Flora remembered when her friend Lesley had got married. Her mother had practically begged to attend, and had swooned over Lesley’s Empire antique lace and narrow train and wild-flower bouquet, even as Flora and Lorna had rolled their eyes and got drunk quietly in a corner and shown the English friends of Lesley’s nervous-looking new husband how to dance like island girls.
It would have been nice, Flora knew, if she could have got married before she lost her mother. She’d probably have liked that. She’d have liked that so very much. She hadn’t really thought about marriage a great deal; only in the abstract, as something that might happen one day but was a long way off.
She wondered if her mother would have liked to have seen it.
Tears sprang to her eyes. Well. There was no point in crying about something that had never even happened, she told herself sternly, rubbing Bramble’s chin.

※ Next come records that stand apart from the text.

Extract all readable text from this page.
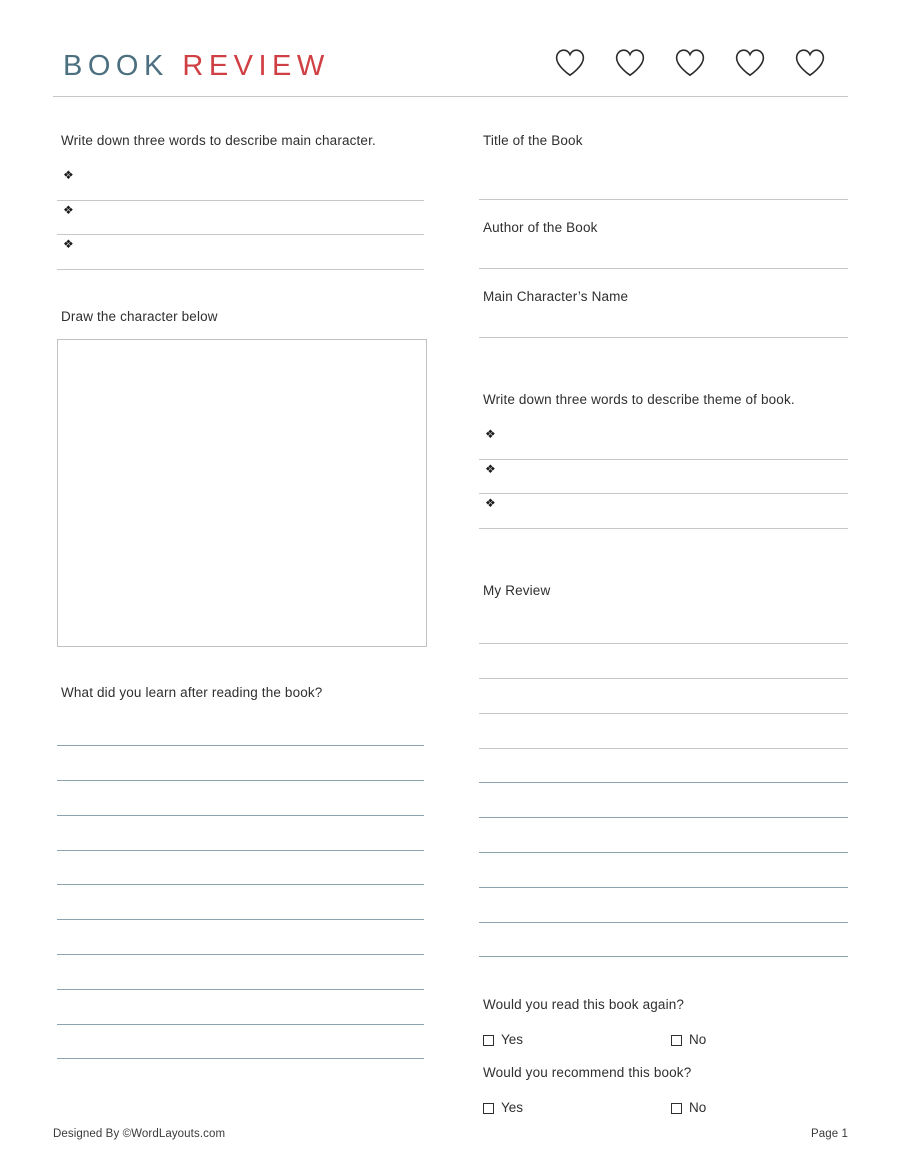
BOOK REVIEW
Write down three words to describe main character.
❖
❖
❖
Draw the character below
What did you learn after reading the book?
Title of the Book
Author of the Book
Main Character’s Name
Write down three words to describe theme of book.
❖
❖
❖
My Review
Would you read this book again?
Yes	No
Would you recommend this book?
Yes	No
Designed By ©WordLayouts.com	Page 1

There had been no wedding; no boyfriend had ever asked her, not even Hugh, and she hadn’t liked anyone enough to be more than slightly upset when they didn’t. That was just how life was. She turned the page quickly.
As she did so, engrossed in the hard-to-make-out spidery handwriting, with its ink smudges, food spots and random Gaelic words interspersed with
the English text (not to mention the strange old imperial measurements she had never even heard of – what the hell was a ‘gill’?), she heard a noise at the door.

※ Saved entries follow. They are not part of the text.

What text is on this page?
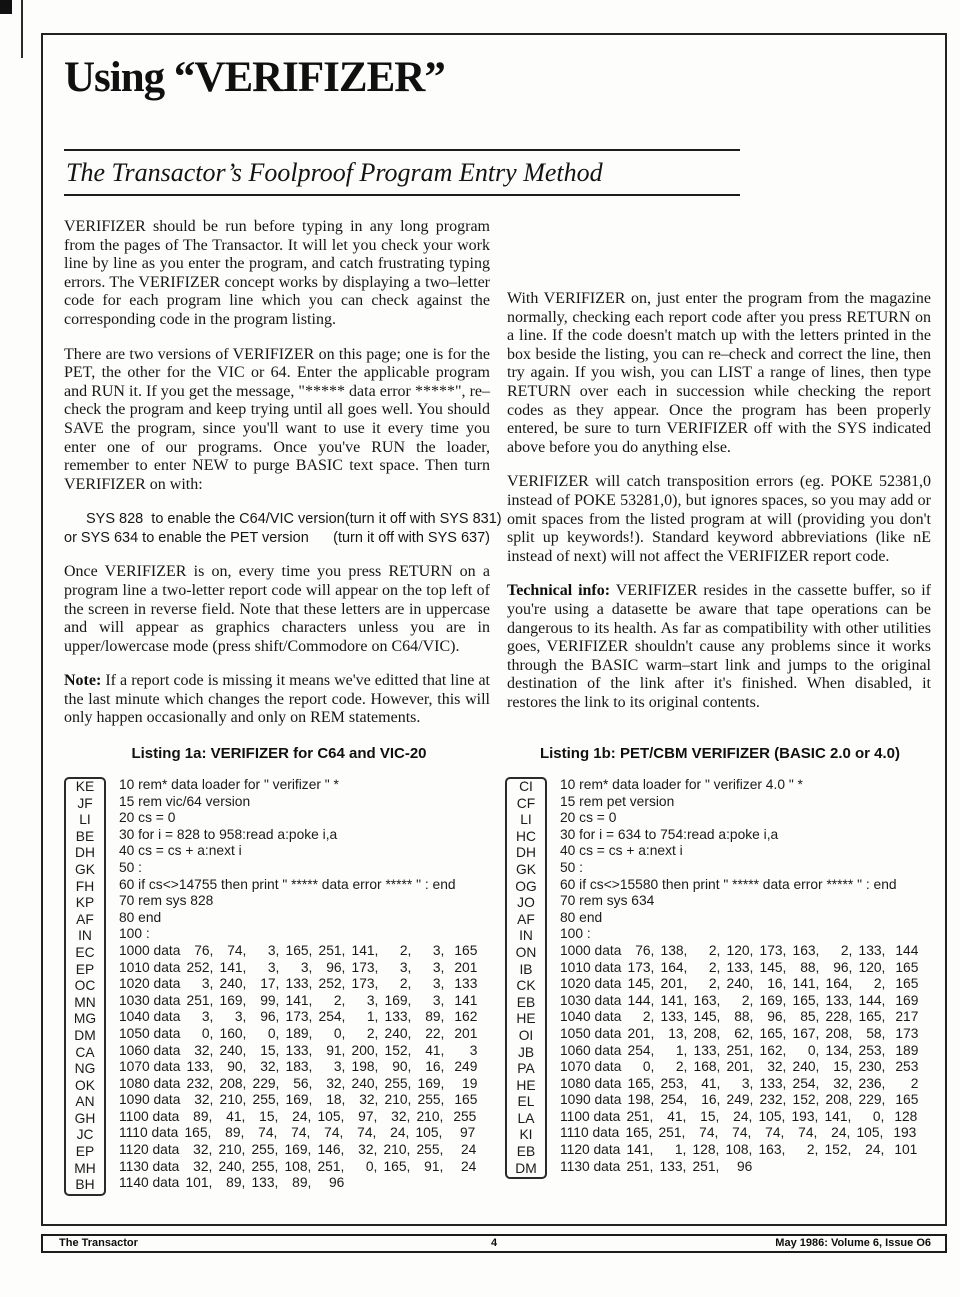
Using “VERIFIZER”
The Transactor’s Foolproof Program Entry Method

VERIFIZER should be run before typing in any long program from the pages of The Transactor. It will let you check your work line by line as you enter the program, and catch frustrating typing errors. The VERIFIZER concept works by displaying a two–letter code for each program line which you can check against the corresponding code in the program listing.

There are two versions of VERIFIZER on this page; one is for the PET, the other for the VIC or 64. Enter the applicable program and RUN it. If you get the message, "***** data error *****", re–check the program and keep trying until all goes well. You should SAVE the program, since you'll want to use it every time you enter one of our programs. Once you've RUN the loader, remember to enter NEW to purge BASIC text space. Then turn VERIFIZER on with:

SYS 828  to enable the C64/VIC version (turn it off with SYS 831)
or SYS 634 to enable the PET version (turn it off with SYS 637)

Once VERIFIZER is on, every time you press RETURN on a program line a two-letter report code will appear on the top left of the screen in reverse field. Note that these letters are in uppercase and will appear as graphics characters unless you are in upper/lowercase mode (press shift/Commodore on C64/VIC).

Note: If a report code is missing it means we've editted that line at the last minute which changes the report code. However, this will only happen occasionally and only on REM statements.

With VERIFIZER on, just enter the program from the magazine normally, checking each report code after you press RETURN on a line. If the code doesn't match up with the letters printed in the box beside the listing, you can re–check and correct the line, then try again. If you wish, you can LIST a range of lines, then type RETURN over each in succession while checking the report codes as they appear. Once the program has been properly entered, be sure to turn VERIFIZER off with the SYS indicated above before you do anything else.

VERIFIZER will catch transposition errors (eg. POKE 52381,0 instead of POKE 53281,0), but ignores spaces, so you may add or omit spaces from the listed program at will (providing you don't split up keywords!). Standard keyword abbreviations (like nE instead of next) will not affect the VERIFIZER report code.

Technical info: VERIFIZER resides in the cassette buffer, so if you're using a datasette be aware that tape operations can be dangerous to its health. As far as compatibility with other utilities goes, VERIFIZER shouldn't cause any problems since it works through the BASIC warm–start link and jumps to the original destination of the link after it's finished. When disabled, it restores the link to its original contents.

Listing 1a: VERIFIZER for C64 and VIC-20
KE
JF
LI
BE
DH
GK
FH
KP
AF
IN
EC
EP
OC
MN
MG
DM
CA
NG
OK
AN
GH
JC
EP
MH
BH
10 rem* data loader for " verifizer " *
15 rem vic/64 version
20 cs = 0
30 for i = 828 to 958:read a:poke i,a
40 cs = cs + a:next i
50 :
60 if cs<>14755 then print " ***** data error ***** " : end
70 rem sys 828
80 end
100 :
1000 data 76, 74, 3, 165, 251, 141, 2, 3, 165
1010 data 252, 141, 3, 3, 96, 173, 3, 3, 201
1020 data 3, 240, 17, 133, 252, 173, 2, 3, 133
1030 data 251, 169, 99, 141, 2, 3, 169, 3, 141
1040 data 3, 3, 96, 173, 254, 1, 133, 89, 162
1050 data 0, 160, 0, 189, 0, 2, 240, 22, 201
1060 data 32, 240, 15, 133, 91, 200, 152, 41, 3
1070 data 133, 90, 32, 183, 3, 198, 90, 16, 249
1080 data 232, 208, 229, 56, 32, 240, 255, 169, 19
1090 data 32, 210, 255, 169, 18, 32, 210, 255, 165
1100 data 89, 41, 15, 24, 105, 97, 32, 210, 255
1110 data 165, 89, 74, 74, 74, 74, 24, 105, 97
1120 data 32, 210, 255, 169, 146, 32, 210, 255, 24
1130 data 32, 240, 255, 108, 251, 0, 165, 91, 24
1140 data 101, 89, 133, 89, 96
Listing 1b: PET/CBM VERIFIZER (BASIC 2.0 or 4.0)
CI
CF
LI
HC
DH
GK
OG
JO
AF
IN
ON
IB
CK
EB
HE
OI
JB
PA
HE
EL
LA
KI
EB
DM
10 rem* data loader for " verifizer 4.0 " *
15 rem pet version
20 cs = 0
30 for i = 634 to 754:read a:poke i,a
40 cs = cs + a:next i
50 :
60 if cs<>15580 then print " ***** data error ***** " : end
70 rem sys 634
80 end
100 :
1000 data 76, 138, 2, 120, 173, 163, 2, 133, 144
1010 data 173, 164, 2, 133, 145, 88, 96, 120, 165
1020 data 145, 201, 2, 240, 16, 141, 164, 2, 165
1030 data 144, 141, 163, 2, 169, 165, 133, 144, 169
1040 data 2, 133, 145, 88, 96, 85, 228, 165, 217
1050 data 201, 13, 208, 62, 165, 167, 208, 58, 173
1060 data 254, 1, 133, 251, 162, 0, 134, 253, 189
1070 data 0, 2, 168, 201, 32, 240, 15, 230, 253
1080 data 165, 253, 41, 3, 133, 254, 32, 236, 2
1090 data 198, 254, 16, 249, 232, 152, 208, 229, 165
1100 data 251, 41, 15, 24, 105, 193, 141, 0, 128
1110 data 165, 251, 74, 74, 74, 74, 24, 105, 193
1120 data 141, 1, 128, 108, 163, 2, 152, 24, 101
1130 data 251, 133, 251, 96
The Transactor	4	May 1986: Volume 6, Issue O6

She looked up, startled. Her dad was standing there, looking like he’d seen a ghost. Surprised, she let the huge enamel cup drop from her fingers, and they both watched it rattle to the floor, making the most extraordinary noise.
‘Dad…’
‘Jesus,’ he said, putting his hand to his chest. ‘Sorry, love. Sorry. I didn’t mean to frighten you. I didn’t… I just… You look so like her. You just look so like her sitting there. Sorry.’
Flora had jumped up to get a cloth from the sink, where it was soaking in bleach. She mopped up the spilt tea.
‘I was just…’
Her father shook his head. ‘Sorry, lass, sorry. I got… I just got a shock.’
‘Shall I put the kettle on?’
He smiled. ‘That’s exactly what she’d have said if I’d seen a ghost.’
There was a pause. He looked around the kitchen, and his eyes lit up.
‘Oh, well look at that,’ he said. ‘Oh, Flora.’
Flora felt a bit irritated. She didn’t particularly want praise for scrubbing a floor.
‘You’ve made it so much better.’
‘Well, don’t mess it up again,’ she said, her voice coming out harsher than she’d intended.
‘Oh… no. You filled up the tea bin!’
‘I did.’
‘It’s…’ He shook his head. ‘You know, I hadn’t really noticed how disorderly everything was.’
‘Well, maybe try and keep it straight now?’
‘Aye… aye,’ he said. ‘I’ll tell the boys. I just came back to get my…’ He looked confused.